Tea, an integral part of Pakistani culture

A villager is preparing tea at his home in a traditional way of boiling water, milk and tealeaves. (Photo: Jamal Daudpoto)

Tea is used as common beverage almost all over the world but Pakistan is among those countries of the world, which consume very high quantity of tea. The per capita tea consumption has reached to 1kg per annum in the country. Almost all the tea is imported which amounted to worth $301 million in 2010-11.  Precious foreign exchange is spent on this import despite the fact that country can produce tea itself.

According to a report in an Indian daily, Pakistanis consume more tea than Indians. The average per head consumption in Pakistan is 1 kg per year compared to 800 grams in India. The data shows that tea consumption in Pakistan is growing day by day.

Annual tea consumption in Pakistan ranges between 180,000-190,000 tons and the share of smuggled tea through Afghan Transit Trade is over 50 per cent while the rest arrives through legal channels. The tea is imported from 22 countries.

In Pakistan, tea is popular all over the country and has become integral part of local culture. It is one of the most consumed beverages in Pakistani cuisine. The local name for tea in Urdu language is ‘Chai’.
The green tea known as ‘Qahwa’ has been an ancient tradition in Pakistan for thousands of years, however black tea was originally introduced and popularized during the colonial British era in South Asia.

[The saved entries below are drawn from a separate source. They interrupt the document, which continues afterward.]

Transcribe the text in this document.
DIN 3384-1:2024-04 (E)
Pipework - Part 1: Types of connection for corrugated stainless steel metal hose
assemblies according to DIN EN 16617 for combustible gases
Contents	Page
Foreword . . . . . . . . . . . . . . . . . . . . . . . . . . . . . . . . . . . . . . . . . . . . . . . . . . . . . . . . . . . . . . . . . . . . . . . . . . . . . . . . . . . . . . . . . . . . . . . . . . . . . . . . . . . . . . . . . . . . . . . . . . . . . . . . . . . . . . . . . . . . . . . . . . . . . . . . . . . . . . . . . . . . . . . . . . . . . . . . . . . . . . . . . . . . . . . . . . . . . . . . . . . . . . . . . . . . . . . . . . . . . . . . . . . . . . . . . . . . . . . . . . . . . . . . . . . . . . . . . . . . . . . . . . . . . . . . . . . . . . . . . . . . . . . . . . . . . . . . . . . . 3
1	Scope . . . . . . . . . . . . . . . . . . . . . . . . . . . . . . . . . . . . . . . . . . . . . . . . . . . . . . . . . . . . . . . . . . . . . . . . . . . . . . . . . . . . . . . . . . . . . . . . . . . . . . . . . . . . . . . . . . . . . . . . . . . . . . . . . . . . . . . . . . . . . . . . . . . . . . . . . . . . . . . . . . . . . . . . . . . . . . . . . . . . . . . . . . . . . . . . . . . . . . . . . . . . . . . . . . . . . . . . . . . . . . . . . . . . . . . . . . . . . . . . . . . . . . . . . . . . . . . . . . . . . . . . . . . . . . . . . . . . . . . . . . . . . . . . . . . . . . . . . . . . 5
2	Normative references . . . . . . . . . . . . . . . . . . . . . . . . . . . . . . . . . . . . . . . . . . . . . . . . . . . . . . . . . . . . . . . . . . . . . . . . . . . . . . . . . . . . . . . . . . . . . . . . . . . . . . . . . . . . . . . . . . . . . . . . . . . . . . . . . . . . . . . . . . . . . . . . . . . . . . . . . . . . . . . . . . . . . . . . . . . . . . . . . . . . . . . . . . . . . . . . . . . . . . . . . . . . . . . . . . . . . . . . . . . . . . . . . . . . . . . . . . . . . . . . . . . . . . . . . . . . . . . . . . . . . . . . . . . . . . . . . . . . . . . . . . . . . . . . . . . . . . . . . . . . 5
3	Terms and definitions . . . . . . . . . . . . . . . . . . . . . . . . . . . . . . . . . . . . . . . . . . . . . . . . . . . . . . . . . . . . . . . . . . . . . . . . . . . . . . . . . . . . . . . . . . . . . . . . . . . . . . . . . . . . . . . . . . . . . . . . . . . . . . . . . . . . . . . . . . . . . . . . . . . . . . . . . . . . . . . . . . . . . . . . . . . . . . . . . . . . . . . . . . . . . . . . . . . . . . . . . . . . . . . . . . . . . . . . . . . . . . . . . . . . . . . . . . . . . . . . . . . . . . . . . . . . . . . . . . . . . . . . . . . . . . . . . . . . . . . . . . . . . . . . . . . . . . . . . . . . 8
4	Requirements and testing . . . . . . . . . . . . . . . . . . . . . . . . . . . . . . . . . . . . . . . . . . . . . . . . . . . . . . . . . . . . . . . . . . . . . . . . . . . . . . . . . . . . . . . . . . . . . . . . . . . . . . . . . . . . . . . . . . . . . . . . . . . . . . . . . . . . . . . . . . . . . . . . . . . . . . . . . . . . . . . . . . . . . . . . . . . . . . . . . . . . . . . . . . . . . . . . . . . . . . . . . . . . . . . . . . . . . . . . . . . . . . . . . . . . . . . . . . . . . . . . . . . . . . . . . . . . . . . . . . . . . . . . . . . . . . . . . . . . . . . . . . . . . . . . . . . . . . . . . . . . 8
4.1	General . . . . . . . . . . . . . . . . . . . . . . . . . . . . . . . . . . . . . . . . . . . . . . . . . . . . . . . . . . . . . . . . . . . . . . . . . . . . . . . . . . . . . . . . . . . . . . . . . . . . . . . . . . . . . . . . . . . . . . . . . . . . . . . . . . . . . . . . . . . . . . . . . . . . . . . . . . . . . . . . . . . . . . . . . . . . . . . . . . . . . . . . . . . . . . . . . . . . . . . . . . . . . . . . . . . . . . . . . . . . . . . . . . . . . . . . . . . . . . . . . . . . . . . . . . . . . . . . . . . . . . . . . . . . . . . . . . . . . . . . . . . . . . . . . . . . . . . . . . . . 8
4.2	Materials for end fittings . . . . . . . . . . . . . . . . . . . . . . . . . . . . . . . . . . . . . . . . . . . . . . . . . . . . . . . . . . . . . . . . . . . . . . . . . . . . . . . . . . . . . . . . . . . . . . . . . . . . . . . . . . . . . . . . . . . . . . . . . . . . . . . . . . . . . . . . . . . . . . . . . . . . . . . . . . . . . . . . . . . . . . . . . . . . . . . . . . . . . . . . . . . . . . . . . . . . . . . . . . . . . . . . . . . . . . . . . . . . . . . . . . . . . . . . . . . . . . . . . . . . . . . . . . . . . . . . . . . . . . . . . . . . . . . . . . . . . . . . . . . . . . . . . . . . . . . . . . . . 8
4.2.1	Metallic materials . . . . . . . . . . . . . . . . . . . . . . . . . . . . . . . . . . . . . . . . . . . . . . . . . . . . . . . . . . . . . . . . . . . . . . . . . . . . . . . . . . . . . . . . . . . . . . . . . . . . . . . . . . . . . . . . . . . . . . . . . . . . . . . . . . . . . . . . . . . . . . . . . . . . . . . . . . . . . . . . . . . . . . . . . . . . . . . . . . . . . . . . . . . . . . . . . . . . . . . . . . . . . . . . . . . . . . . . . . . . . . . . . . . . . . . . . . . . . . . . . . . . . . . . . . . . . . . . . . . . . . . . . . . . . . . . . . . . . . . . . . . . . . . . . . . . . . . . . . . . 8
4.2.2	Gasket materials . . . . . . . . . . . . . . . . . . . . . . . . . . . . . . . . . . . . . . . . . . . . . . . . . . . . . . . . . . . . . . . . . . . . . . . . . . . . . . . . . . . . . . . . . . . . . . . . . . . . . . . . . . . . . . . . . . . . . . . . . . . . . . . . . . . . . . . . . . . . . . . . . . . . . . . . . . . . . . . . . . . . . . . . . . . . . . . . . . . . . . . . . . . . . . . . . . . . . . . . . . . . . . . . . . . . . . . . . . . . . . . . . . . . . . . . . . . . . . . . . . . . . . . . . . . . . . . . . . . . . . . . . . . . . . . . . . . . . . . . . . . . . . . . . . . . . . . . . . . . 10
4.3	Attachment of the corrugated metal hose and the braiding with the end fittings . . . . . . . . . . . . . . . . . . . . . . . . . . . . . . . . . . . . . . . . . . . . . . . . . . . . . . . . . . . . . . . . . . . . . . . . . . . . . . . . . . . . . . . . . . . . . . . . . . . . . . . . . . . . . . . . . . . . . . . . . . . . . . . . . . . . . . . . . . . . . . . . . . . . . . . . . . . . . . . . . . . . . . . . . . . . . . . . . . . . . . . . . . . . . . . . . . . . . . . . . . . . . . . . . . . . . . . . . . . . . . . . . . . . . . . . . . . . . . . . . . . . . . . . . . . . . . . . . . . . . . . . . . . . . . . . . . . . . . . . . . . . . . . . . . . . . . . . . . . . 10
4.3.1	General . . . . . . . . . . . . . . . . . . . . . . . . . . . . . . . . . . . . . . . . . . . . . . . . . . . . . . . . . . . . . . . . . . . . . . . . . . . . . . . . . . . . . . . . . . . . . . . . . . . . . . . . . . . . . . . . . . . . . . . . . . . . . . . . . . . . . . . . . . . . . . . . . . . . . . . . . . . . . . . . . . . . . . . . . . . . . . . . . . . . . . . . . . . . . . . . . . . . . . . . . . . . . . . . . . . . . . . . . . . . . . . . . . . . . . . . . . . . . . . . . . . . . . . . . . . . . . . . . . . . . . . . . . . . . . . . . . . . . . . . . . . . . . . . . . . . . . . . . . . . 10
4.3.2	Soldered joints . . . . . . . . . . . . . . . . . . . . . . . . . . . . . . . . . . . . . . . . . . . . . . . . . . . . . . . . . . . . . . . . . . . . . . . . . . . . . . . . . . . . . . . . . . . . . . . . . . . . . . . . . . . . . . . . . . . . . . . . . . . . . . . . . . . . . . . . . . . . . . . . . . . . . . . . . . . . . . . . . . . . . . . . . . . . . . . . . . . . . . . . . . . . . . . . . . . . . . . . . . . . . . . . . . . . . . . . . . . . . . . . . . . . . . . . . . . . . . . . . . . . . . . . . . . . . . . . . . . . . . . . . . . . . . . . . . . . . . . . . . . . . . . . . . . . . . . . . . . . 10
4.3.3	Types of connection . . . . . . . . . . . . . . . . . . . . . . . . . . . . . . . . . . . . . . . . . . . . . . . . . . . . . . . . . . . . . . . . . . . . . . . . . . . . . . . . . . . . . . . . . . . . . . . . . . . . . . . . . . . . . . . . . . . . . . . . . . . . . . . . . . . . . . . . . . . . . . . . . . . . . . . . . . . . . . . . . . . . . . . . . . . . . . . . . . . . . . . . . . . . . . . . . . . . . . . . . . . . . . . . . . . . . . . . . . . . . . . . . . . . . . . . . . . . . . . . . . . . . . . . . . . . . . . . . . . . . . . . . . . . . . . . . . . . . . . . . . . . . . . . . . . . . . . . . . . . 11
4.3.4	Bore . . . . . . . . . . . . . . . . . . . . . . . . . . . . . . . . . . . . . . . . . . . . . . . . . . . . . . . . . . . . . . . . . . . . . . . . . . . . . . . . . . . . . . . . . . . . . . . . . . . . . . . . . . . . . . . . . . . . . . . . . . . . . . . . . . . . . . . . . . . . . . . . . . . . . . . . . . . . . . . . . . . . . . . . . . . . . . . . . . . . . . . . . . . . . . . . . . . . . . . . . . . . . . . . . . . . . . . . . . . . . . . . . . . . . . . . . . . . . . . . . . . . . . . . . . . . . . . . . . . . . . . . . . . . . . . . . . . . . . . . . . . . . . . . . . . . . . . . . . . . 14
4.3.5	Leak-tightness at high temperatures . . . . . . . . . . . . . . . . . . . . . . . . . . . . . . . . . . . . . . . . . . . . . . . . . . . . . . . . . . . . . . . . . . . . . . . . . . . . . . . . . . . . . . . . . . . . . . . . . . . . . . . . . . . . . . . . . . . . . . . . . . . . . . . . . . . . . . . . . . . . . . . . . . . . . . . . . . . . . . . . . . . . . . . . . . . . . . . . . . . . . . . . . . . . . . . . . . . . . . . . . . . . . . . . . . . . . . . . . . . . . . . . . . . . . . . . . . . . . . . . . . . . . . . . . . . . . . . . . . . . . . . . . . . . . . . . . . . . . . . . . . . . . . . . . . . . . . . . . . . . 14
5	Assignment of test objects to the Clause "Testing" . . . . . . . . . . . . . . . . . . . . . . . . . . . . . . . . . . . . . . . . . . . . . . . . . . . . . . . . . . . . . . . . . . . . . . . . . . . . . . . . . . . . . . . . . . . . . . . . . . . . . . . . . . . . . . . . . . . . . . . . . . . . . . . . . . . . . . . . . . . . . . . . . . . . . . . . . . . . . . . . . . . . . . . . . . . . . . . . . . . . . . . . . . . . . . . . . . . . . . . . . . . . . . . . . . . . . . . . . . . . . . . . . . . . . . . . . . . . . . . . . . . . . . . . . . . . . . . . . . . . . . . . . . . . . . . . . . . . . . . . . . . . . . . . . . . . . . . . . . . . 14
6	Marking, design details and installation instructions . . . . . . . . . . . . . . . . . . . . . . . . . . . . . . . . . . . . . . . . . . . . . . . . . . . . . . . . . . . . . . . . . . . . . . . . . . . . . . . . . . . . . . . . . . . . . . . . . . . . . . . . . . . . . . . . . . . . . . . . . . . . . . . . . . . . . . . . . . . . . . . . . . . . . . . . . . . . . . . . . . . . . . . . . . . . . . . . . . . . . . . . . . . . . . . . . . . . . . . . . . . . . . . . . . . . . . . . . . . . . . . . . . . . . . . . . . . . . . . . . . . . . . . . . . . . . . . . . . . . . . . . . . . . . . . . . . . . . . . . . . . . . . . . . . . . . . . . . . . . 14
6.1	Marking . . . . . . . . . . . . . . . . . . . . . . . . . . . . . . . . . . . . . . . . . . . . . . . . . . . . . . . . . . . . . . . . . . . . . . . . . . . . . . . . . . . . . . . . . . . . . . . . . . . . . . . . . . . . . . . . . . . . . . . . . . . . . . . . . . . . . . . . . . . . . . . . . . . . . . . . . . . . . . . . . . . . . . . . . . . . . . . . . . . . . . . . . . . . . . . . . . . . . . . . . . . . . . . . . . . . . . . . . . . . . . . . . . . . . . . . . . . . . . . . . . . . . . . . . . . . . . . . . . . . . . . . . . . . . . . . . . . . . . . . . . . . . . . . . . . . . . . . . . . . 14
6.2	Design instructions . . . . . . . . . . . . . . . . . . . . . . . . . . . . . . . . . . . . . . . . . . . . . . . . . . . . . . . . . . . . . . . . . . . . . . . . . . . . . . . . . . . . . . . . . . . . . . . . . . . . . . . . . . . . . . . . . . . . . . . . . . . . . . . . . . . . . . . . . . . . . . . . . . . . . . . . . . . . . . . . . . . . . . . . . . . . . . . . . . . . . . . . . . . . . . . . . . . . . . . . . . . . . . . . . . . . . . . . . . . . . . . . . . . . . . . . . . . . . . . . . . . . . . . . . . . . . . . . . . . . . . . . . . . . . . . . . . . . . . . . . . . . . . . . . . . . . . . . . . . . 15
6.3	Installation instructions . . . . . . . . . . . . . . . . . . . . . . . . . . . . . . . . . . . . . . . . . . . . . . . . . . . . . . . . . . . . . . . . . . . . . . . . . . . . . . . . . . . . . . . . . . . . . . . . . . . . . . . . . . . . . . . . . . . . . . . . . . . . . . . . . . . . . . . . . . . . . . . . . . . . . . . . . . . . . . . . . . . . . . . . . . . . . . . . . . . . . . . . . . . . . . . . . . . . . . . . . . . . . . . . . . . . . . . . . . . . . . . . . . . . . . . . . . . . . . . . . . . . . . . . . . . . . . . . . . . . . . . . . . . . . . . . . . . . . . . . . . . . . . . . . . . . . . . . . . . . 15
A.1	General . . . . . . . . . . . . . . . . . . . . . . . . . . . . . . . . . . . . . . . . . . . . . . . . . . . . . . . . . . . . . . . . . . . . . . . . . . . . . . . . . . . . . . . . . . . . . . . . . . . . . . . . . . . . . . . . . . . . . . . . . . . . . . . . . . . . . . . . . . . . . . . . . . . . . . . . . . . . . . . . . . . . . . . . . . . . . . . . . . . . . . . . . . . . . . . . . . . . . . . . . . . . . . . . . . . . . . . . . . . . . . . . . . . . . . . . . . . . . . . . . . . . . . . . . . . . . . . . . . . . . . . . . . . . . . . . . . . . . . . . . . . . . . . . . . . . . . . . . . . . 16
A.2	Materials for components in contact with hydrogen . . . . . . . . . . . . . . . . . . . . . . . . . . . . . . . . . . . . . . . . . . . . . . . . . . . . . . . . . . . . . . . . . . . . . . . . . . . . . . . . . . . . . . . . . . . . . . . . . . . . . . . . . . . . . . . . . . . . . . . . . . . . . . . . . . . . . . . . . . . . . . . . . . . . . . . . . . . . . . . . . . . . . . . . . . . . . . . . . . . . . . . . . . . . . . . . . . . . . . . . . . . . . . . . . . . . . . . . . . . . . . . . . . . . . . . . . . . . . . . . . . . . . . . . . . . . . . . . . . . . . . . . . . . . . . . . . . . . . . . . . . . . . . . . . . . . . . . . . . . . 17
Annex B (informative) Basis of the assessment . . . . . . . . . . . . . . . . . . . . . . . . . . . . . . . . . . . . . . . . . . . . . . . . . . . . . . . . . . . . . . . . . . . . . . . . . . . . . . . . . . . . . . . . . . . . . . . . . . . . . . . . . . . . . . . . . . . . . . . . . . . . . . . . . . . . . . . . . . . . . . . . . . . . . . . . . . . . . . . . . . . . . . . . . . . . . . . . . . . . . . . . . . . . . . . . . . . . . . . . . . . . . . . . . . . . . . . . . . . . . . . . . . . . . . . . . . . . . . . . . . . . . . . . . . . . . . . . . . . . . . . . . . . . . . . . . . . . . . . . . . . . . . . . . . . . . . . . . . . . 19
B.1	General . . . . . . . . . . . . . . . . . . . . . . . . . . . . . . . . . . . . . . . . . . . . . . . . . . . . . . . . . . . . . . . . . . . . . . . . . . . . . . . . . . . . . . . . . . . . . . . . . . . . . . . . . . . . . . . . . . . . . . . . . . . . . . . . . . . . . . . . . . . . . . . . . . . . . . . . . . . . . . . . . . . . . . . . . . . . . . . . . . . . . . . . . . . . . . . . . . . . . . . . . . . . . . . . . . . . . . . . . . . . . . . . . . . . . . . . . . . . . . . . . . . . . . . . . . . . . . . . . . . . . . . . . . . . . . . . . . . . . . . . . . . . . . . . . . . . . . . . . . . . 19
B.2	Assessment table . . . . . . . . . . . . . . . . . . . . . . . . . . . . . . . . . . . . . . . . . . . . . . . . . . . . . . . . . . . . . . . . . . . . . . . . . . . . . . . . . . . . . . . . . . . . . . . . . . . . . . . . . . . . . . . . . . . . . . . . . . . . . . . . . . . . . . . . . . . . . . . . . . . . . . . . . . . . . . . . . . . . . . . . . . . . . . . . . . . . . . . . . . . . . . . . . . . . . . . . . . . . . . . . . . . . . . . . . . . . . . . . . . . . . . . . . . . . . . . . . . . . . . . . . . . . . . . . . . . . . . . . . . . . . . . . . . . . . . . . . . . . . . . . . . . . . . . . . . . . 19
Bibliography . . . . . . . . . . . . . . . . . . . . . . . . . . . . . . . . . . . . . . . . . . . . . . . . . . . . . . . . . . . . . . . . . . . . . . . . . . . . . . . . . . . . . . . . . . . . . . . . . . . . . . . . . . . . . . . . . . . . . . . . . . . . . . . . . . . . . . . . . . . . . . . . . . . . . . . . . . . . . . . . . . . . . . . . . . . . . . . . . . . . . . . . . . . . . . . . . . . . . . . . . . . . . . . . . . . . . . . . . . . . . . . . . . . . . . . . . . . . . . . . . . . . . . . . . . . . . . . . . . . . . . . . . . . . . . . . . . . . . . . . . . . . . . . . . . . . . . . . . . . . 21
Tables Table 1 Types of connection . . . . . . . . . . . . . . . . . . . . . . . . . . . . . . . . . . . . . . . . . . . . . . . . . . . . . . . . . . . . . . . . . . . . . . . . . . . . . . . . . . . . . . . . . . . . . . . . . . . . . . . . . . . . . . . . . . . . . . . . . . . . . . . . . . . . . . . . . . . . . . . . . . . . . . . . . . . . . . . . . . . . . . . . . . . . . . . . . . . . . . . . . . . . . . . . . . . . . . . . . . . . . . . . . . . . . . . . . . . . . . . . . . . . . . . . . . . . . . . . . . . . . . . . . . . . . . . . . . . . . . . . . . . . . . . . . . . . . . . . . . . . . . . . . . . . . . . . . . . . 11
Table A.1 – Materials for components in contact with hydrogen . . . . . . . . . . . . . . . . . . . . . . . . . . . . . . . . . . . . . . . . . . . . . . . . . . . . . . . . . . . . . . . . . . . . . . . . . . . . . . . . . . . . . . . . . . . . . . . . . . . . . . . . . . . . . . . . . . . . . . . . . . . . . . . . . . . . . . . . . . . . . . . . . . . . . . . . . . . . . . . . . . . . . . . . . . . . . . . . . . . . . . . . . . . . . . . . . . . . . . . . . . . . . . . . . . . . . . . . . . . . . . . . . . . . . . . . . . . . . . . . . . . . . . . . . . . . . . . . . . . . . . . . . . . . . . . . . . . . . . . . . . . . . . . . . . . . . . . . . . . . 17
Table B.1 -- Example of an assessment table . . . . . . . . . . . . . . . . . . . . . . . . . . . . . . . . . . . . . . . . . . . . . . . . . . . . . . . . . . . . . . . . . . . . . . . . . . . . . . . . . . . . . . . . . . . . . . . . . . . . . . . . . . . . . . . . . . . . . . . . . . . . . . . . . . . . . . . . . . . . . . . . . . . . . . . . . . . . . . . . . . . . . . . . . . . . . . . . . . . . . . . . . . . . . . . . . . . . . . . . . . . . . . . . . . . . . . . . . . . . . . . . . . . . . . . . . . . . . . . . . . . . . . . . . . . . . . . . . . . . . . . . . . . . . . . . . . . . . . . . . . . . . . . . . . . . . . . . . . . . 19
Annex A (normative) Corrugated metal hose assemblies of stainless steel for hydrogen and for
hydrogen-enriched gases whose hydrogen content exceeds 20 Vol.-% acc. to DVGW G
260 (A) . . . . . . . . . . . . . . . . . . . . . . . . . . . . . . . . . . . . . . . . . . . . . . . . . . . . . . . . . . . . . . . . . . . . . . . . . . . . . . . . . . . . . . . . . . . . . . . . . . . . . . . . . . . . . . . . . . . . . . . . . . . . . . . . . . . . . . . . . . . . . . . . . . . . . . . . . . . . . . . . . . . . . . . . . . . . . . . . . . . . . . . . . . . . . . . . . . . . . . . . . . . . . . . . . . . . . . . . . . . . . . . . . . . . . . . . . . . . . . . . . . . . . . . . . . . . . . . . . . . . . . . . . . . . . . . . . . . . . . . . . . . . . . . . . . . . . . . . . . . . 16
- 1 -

Tea is usually consumed at breakfast, during lunch breaks at the workplace, and in the evening at home. Evening tea may be consumed with biscuits or cake, depending on the amount of time one has. Guests are typically offered a choice between tea and soft drinks. It is common practice for homeowners to offer tea breaks to hired labor, and sometimes even provide them with tea during the breaks. Tea offered to labor is typically strong. High teas are common at hotels and restaurants, and are usually buffet-style meals with light snacks.

Tea making techniques vary from home to home, and person to person, but tea is typically made from loose tea leaves and steeped for a couple of minutes before serving. 

The tea bags are used often in offices but since the people of Pakistan are fond of having tea boiled thoroughly with fresh milk, thousands of teashops could be found across the country near offices, residential areas, commercial centers and roadsides, providing opportunities of self-employment and jobs to a large number of people.

Powder milk is not used at such teashops and the fresh milk is bought from nearby villages at highways and milk suppliers in the cities and towns.